The Victorians first discovered them when they were adding a wing onto the Royal United Hospital in the 1860s: just one of this building’s previous incarnations. Yes, you can – and ought to – visit The Roman Baths complex just across the road (it is astonishing: vast, ancient, mysterious, though the waters are untreated so you’re not allowed to touch them), and yes, you could book into the Thermal Bath day spa, also fed by thermal springs and with a rooftop pool. But if you seek privacy, superlative treatments from world-renowned spa-hotel brand YTL – whose other outposts include Pangkor Laut in Malaysia–a top-notch Asian-inspired restaurant and a bed so comfortable you barely move all night, then this is Britain’s most exciting new spa arrival.

The hotel itself is glossy, big and bold. It won’t win any prizes for exciting or quirky design, and the atmosphere is sadly a little corporate, but it is exactly what high-swinging Americans will want in their city break. The baths are open exclusively to hotel guests from 7am-9am and 8pm-10pm each day; outside of these times you need to book a spa treatment to use them, even if you’re staying at the hotel, which initially seems a little mean but averts overcrowding. There’s a whole circuit set out: it takes about an hour and includes increasingly warm pools, cold shower hoses to blast the lymphatic system, steam rooms, saunas, an ice cove and, finally, the triumphant main atrium pool with various double seats and powerful massage jets, the ultimate being the overhead shoulder blasters. Staff are on hand to remind you how to use the circuit and you can pick between drinking gentle lavender-scented water or little liquid chocolate shots. And the point of it all? It’s fair to say that simply floating and larking about in the pools will annihilate stress, but the mineral-rich water is also a remedy in itself: good for dry skin, good for joint pain, good for muscle tension, arthritis and rheumatism. No wonder they offer private aquatic body treatments where, in the strong arms of a therapist, you are stretched and swished about in the water; it’s deeply relaxing for both mind and body. 

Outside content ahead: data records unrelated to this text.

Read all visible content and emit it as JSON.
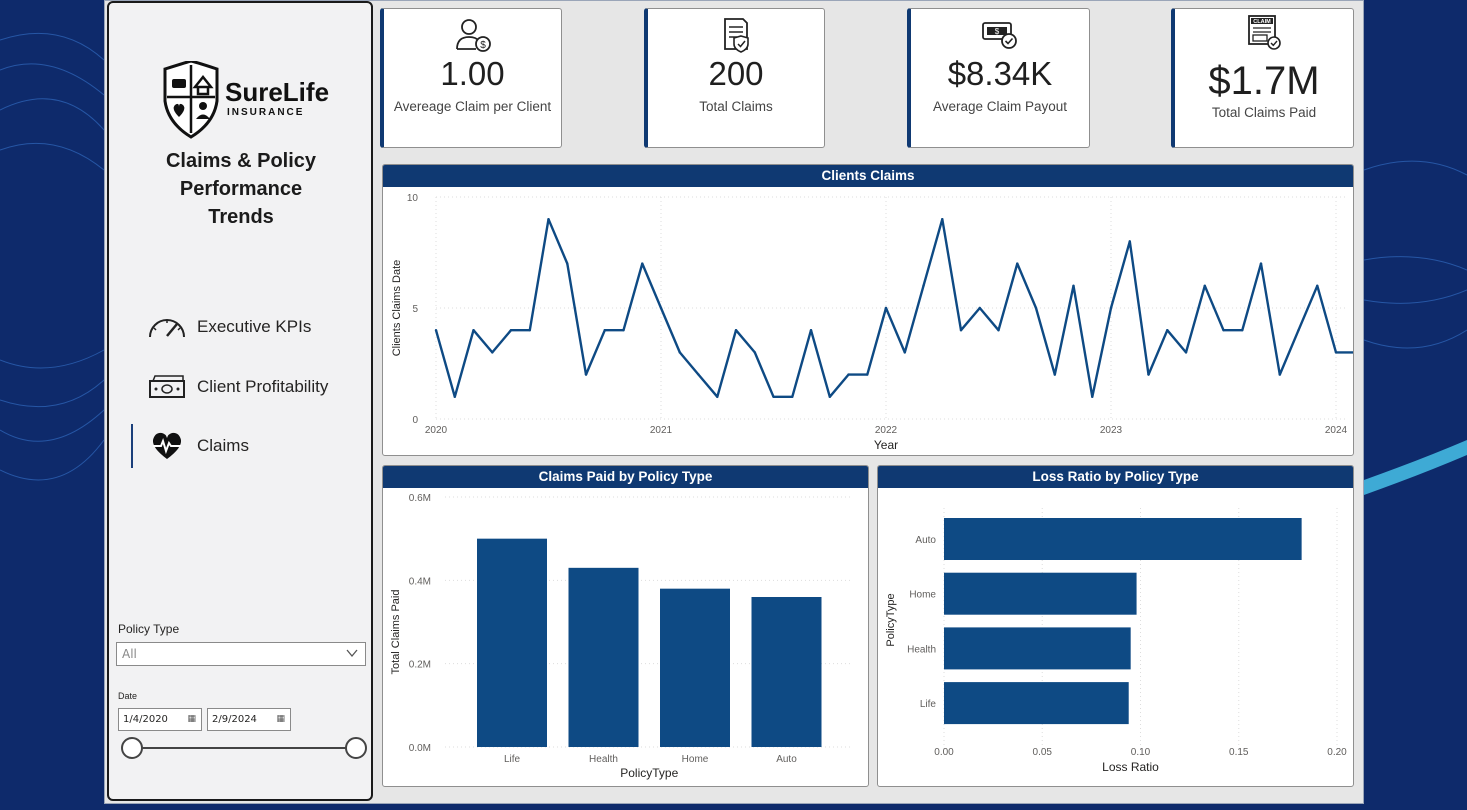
{
  "brand": {
    "name": "SureLife",
    "tagline": "INSURANCE"
  },
  "page": {
    "title_lines": [
      "Claims & Policy",
      "Performance",
      "Trends"
    ]
  },
  "nav": {
    "items": [
      {
        "label": "Executive KPIs",
        "icon": "speedometer-icon",
        "active": false
      },
      {
        "label": "Client Profitability",
        "icon": "money-bill-icon",
        "active": false
      },
      {
        "label": "Claims",
        "icon": "heartbeat-icon",
        "active": true
      }
    ]
  },
  "filters": {
    "policy_type_label": "Policy Type",
    "policy_type_value": "All",
    "date_label": "Date",
    "date_start": "1/4/2020",
    "date_end": "2/9/2024"
  },
  "kpis": [
    {
      "value": "1.00",
      "label": "Avereage Claim per Client",
      "icon": "user-dollar-icon"
    },
    {
      "value": "200",
      "label": "Total Claims",
      "icon": "document-shield-icon"
    },
    {
      "value": "$8.34K",
      "label": "Average Claim Payout",
      "icon": "cash-check-icon"
    },
    {
      "value": "$1.7M",
      "label": "Total Claims Paid",
      "icon": "claim-form-icon"
    }
  ],
  "colors": {
    "primary": "#0f3972",
    "series": "#0e4a84",
    "background": "#0e2a6b"
  },
  "chart_data": [
    {
      "type": "line",
      "title": "Clients Claims",
      "xlabel": "Year",
      "ylabel": "Clients Claims Date",
      "x_ticks": [
        "2020",
        "2021",
        "2022",
        "2023",
        "2024"
      ],
      "x_range": [
        "2020-01",
        "2024-02"
      ],
      "ylim": [
        0,
        10
      ],
      "y_ticks": [
        0,
        5,
        10
      ],
      "grid": true,
      "x": [
        "2020-01",
        "2020-02",
        "2020-03",
        "2020-04",
        "2020-05",
        "2020-06",
        "2020-07",
        "2020-08",
        "2020-09",
        "2020-10",
        "2020-11",
        "2020-12",
        "2021-01",
        "2021-02",
        "2021-03",
        "2021-04",
        "2021-05",
        "2021-06",
        "2021-07",
        "2021-08",
        "2021-09",
        "2021-10",
        "2021-11",
        "2021-12",
        "2022-01",
        "2022-02",
        "2022-03",
        "2022-04",
        "2022-05",
        "2022-06",
        "2022-07",
        "2022-08",
        "2022-09",
        "2022-10",
        "2022-11",
        "2022-12",
        "2023-01",
        "2023-02",
        "2023-03",
        "2023-04",
        "2023-05",
        "2023-06",
        "2023-07",
        "2023-08",
        "2023-09",
        "2023-10",
        "2023-11",
        "2023-12",
        "2024-01",
        "2024-02"
      ],
      "values": [
        4,
        1,
        4,
        3,
        4,
        4,
        9,
        7,
        2,
        4,
        4,
        7,
        5,
        3,
        2,
        1,
        4,
        3,
        1,
        1,
        4,
        1,
        2,
        2,
        5,
        3,
        6,
        9,
        4,
        5,
        4,
        7,
        5,
        2,
        6,
        1,
        5,
        8,
        2,
        4,
        3,
        6,
        4,
        4,
        7,
        2,
        4,
        6,
        3,
        3
      ]
    },
    {
      "type": "bar",
      "title": "Claims Paid by Policy Type",
      "xlabel": "PolicyType",
      "ylabel": "Total Claims Paid",
      "categories": [
        "Life",
        "Health",
        "Home",
        "Auto"
      ],
      "values": [
        0.5,
        0.43,
        0.38,
        0.36
      ],
      "unit": "M",
      "ylim": [
        0,
        0.6
      ],
      "y_ticks": [
        "0.0M",
        "0.2M",
        "0.4M",
        "0.6M"
      ],
      "grid": true
    },
    {
      "type": "bar",
      "orientation": "horizontal",
      "title": "Loss Ratio by Policy Type",
      "xlabel": "Loss Ratio",
      "ylabel": "PolicyType",
      "categories": [
        "Auto",
        "Home",
        "Health",
        "Life"
      ],
      "values": [
        0.182,
        0.098,
        0.095,
        0.094
      ],
      "xlim": [
        0,
        0.2
      ],
      "x_ticks": [
        "0.00",
        "0.05",
        "0.10",
        "0.15",
        "0.20"
      ],
      "grid": true
    }
  ]
}
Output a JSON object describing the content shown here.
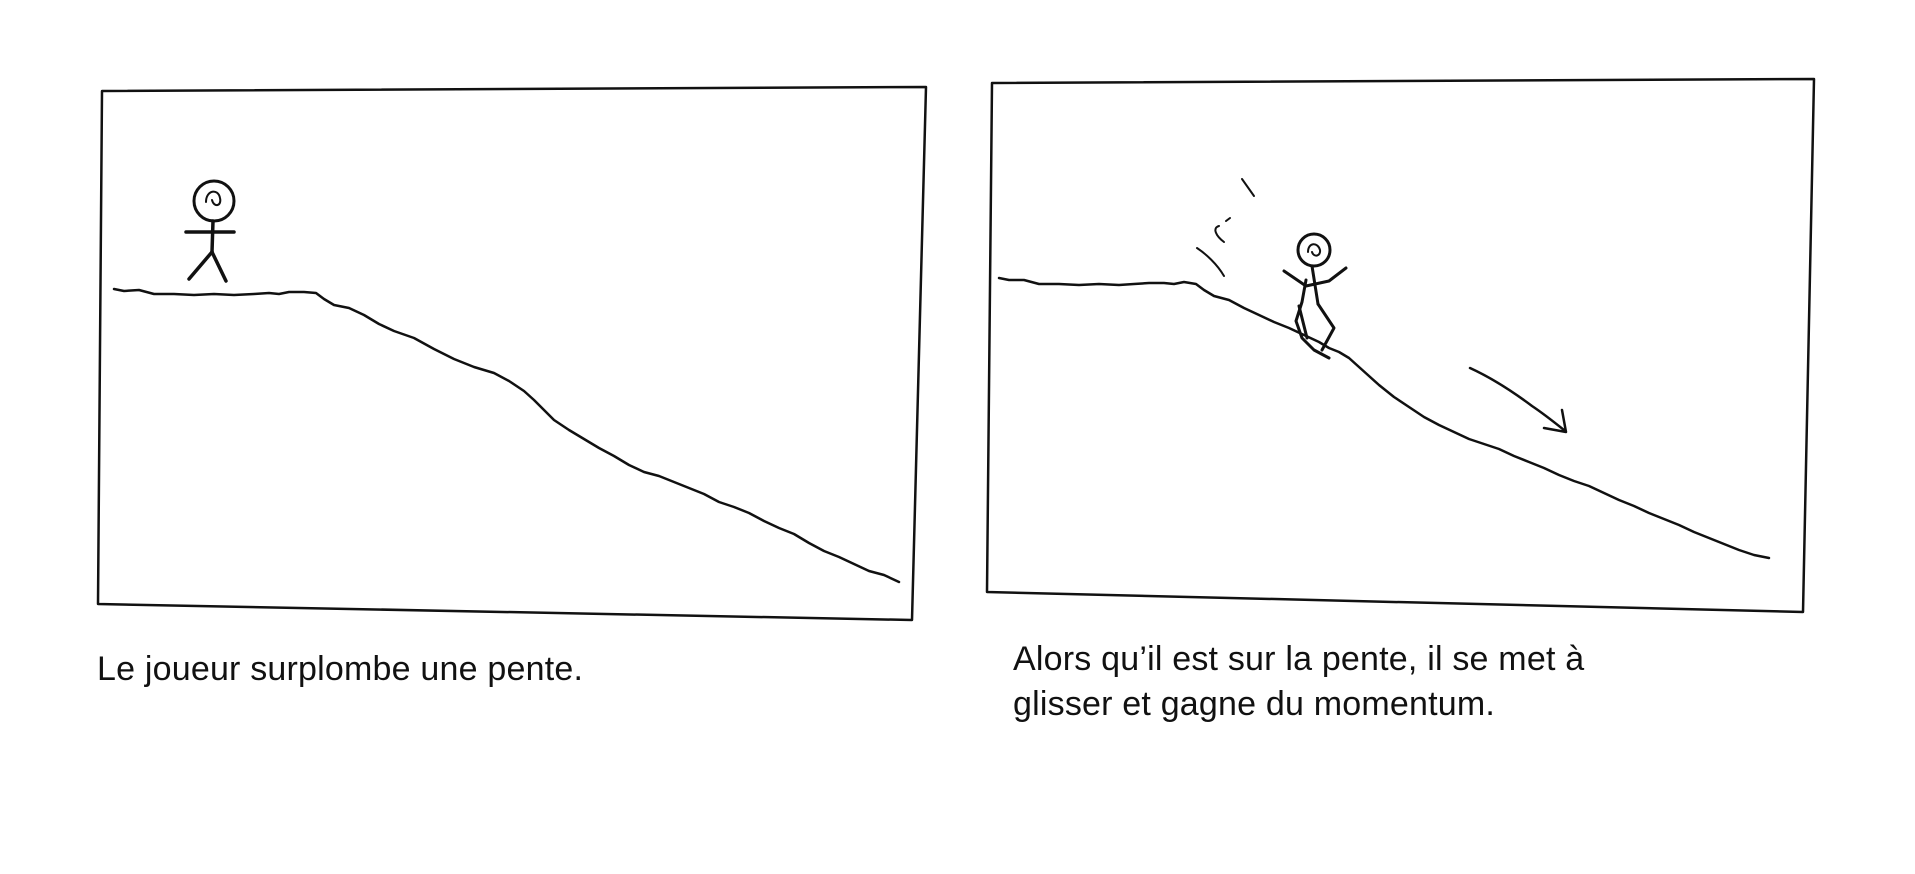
{
  "panels": [
    {
      "id": "panel-1",
      "caption": "Le joueur surplombe une pente."
    },
    {
      "id": "panel-2",
      "caption_lines": [
        "Alors qu’il est sur la pente, il se met à",
        "glisser et gagne du momentum."
      ]
    }
  ],
  "colors": {
    "ink": "#111111",
    "background": "#ffffff"
  }
}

Other highlights include the Aroma Bar, where you can make up your own personalised sachet of aromatherapy-oil-infused salts (use them in the sauna), and – in a nod to the company’s roots – the signature massages that leave you smelling of lemongrass. Thoughtfully conceived and sensitively executed, this is the spa hotel that Bath, at last, deserves. It is smart, but with a heart. Every member of staff is willing you to have a good time, all of them are 100 per cent behind the vision. You can’t help but feel the Romans would be proud.